Microsoft technology also facilitates greater flexibility in reporting, also an important consideration given the greater focus on transparency among the institutional investors that are coming to dominate hedge fund capital inflows. ‘In the past reports tended to be fairly static, but now clients are demanding more options in terms of the configuration of their reports,’ Cattermole says. ‘This kind of customisation can now be delivered by Geneva rather than requiring work from support staff. Ultimately it makes the fund manager’s and the operations staff’s jobs a lot easier.’

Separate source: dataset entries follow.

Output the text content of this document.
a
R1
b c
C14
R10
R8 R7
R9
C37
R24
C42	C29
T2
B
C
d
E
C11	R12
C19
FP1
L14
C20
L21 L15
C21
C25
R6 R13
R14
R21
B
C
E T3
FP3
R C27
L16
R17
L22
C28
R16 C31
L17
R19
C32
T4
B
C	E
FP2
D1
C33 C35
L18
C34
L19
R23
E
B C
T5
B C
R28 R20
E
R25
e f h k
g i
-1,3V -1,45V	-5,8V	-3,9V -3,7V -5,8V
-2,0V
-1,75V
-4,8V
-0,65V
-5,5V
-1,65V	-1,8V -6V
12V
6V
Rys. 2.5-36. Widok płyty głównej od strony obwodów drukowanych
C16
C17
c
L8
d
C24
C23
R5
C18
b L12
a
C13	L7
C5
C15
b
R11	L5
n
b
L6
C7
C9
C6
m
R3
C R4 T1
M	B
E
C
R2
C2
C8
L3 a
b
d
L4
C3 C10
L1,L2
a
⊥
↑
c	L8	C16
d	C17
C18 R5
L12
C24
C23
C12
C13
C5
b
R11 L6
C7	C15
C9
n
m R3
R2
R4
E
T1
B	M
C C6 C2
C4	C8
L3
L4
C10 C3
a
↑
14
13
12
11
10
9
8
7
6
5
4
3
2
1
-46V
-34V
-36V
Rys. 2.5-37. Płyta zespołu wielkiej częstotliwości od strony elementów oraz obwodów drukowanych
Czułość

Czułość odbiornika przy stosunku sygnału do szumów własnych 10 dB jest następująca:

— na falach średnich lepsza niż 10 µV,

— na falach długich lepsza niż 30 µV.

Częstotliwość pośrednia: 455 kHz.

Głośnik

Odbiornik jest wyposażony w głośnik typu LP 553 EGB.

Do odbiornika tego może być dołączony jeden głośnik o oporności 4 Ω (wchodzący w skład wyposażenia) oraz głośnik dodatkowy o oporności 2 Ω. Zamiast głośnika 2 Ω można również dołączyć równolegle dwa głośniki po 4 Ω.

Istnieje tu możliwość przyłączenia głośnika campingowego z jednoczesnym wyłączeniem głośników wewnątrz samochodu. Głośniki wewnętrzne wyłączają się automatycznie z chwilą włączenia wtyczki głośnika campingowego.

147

One change of greater important to IT managers is that Geneva is much more scalable because firms with high levels of trading activity can now spread large transaction volumes over multiple servers. ‘Rather than having one server dealing with hundreds of thousands of trades a day, you can spread that automatically across multiple servers,’ Cattermole says. ‘Previously the manager would have had to run that on one single very large server.’

Clients have responded enthusiastically to the changes since the new version of Geneva appeared last month – as they should, since much of the development work has been inspired directly by their feedback. ‘This is really broadening our abilities in the marketplace,’ Watthey says. ‘We feel the hedge fund market is not always being served well by some of our competitors. Most of the upgrades we are bringing to the market are derived from client feedback. Clients are telling us what they want from the product to help them run their business better.’

Cattermole adds: ‘It is particularly big step for us in Europe because in the past hedge funds wanted the portfolio management systems but weren’t terribly interested in the in-depth accounting elements – they just wanted to see current valuations. Now we’re killing two birds with one stone with an accounting and portfolio management system all in one. Anyone wanting up to date information on prices, P&L or valuations can take it straight out of Geneva.’